Konuya dair görüştüğümüz Sosyal Hizmet Uzmanı Belgin Işık, toplumsal çürümenin geldiği boyuta dikkat çekti. Cezasızlık politikasının çocuğa dönük saldırı, istismar, taciz ve tecavüz vakalarını arttığını belirten Işık, “İktidar ve onun kurumlarının eliyle adım adım gerçekleştirilen ve topluma saçılan bu zehirli uygulamalar maalesef ki toplumu zehirledi ve muazzam bir çürümenin yolunu açtı. Gelinen bu noktada; katledilen, kaçırılıp bulunamayan, ağır yaralamalarla hastanelerde tedavisi altına alınan çocuk vakalarıyla karşı karşıyayız. Tüm toplum, bu yıkıcı ve yok edici sorunun çözümünde üzerine düşeni yapmak ve ilgili kurum ve kuruluşları harekete geçirmek için mücadele etmek zorunda” dedi.

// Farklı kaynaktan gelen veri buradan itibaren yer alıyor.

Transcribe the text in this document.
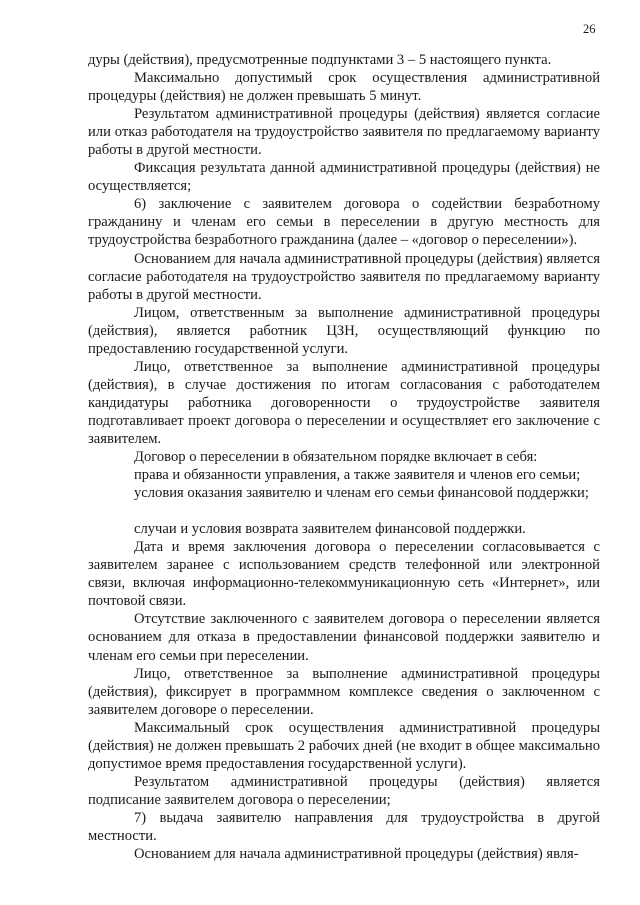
26

дуры (действия), предусмотренные подпунктами 3 – 5 настоящего пункта.

Максимально допустимый срок осуществления административной процедуры (действия) не должен превышать 5 минут.

Результатом административной процедуры (действия) является согласие или отказ работодателя на трудоустройство заявителя по предлагаемому варианту работы в другой местности.

Фиксация результата данной административной процедуры (действия) не осуществляется;

6) заключение с заявителем договора о содействии безработному гражданину и членам его семьи в переселении в другую местность для трудоустройства безработного гражданина (далее – «договор о переселении»).

Основанием для начала административной процедуры (действия) является согласие работодателя на трудоустройство заявителя по предлагаемому варианту работы в другой местности.

Лицом, ответственным за выполнение административной процедуры (действия), является работник ЦЗН, осуществляющий функцию по предоставлению государственной услуги.

Лицо, ответственное за выполнение административной процедуры (действия), в случае достижения по итогам согласования с работодателем кандидатуры работника договоренности о трудоустройстве заявителя подготавливает проект договора о переселении и осуществляет его заключение с заявителем.

Договор о переселении в обязательном порядке включает в себя:

права и обязанности управления, а также заявителя и членов его семьи;

условия оказания заявителю и членам его семьи финансовой поддержки;

случаи и условия возврата заявителем финансовой поддержки.

Дата и время заключения договора о переселении согласовывается с заявителем заранее с использованием средств телефонной или электронной связи, включая информационно-телекоммуникационную сеть «Интернет», или почтовой связи.

Отсутствие заключенного с заявителем договора о переселении является основанием для отказа в предоставлении финансовой поддержки заявителю и членам его семьи при переселении.

Лицо, ответственное за выполнение административной процедуры (действия), фиксирует в программном комплексе сведения о заключенном с заявителем договоре о переселении.

Максимальный срок осуществления административной процедуры (действия) не должен превышать 2 рабочих дней (не входит в общее максимально допустимое время предоставления государственной услуги).

Результатом административной процедуры (действия) является подписание заявителем договора о переселении;

7) выдача заявителю направления для трудоустройства в другой местности.

Основанием для начала административной процедуры (действия) явля-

“TOPLUMSAL DEĞERLER EROZYONA UĞRUYOR”
Sosyolog Taner Taş ise, toplumsal çürümüşlüğün sadece faillerin eylemleriyle değil toplumun suçlara karşı verdiği tepkiyle de kendini gösterdiğini söyledi. Taş, şöyle devam etti: “Toplumsal yozlaşma, bozulma ve çürümüşlük, bir toplumun değer ve normlarının hızla erozyona uğradığı, adalet ve etik anlayışının ciddi biçimde zedelendiği durumları ifade eder. Cinsel istismar bu bozulmanın en ağır biçimlerinden birini gözler önüne sermektedir. Suçluların yeterince caydırıcı cezalar almaması veya adalet sisteminin yavaş işlemesi, bu çürümenin derinleşmesine katkı sağlıyor. Bu durum ise, suç işleyen bireylerin toplumsal bir dışlanmadan ziyade rahatlıkla toplumun bir parçası olmaya devam etmesine, suçun normalleşmesine ve hatta yaygınlaşmasına yol açabilir. Çocukların güvenliğinin sağlanamadığı bir toplumda, geleceğe dair güven ve umut zedelenir. Toplumsal değerlerin erozyonu, sadece belirli bireylerin suç işleme kapasitesine değil, genel olarak toplumun bu tür olaylara verdiği tepkilere de bağlıdır. Bir toplumun ahlaki dokusu, suçlara karşı gösterdiği reflekslerle belirlenir. Bu olay, toplumsal çürümenin ne kadar derinlere inebileceğini göstermektedir. Çözüm için daha güçlü adalet sistemlerine, etkili eğitim programlarına ve toplumun her kesiminde çocukların korunmasına yönelik güçlü politikalara ihtiyaç vardır.”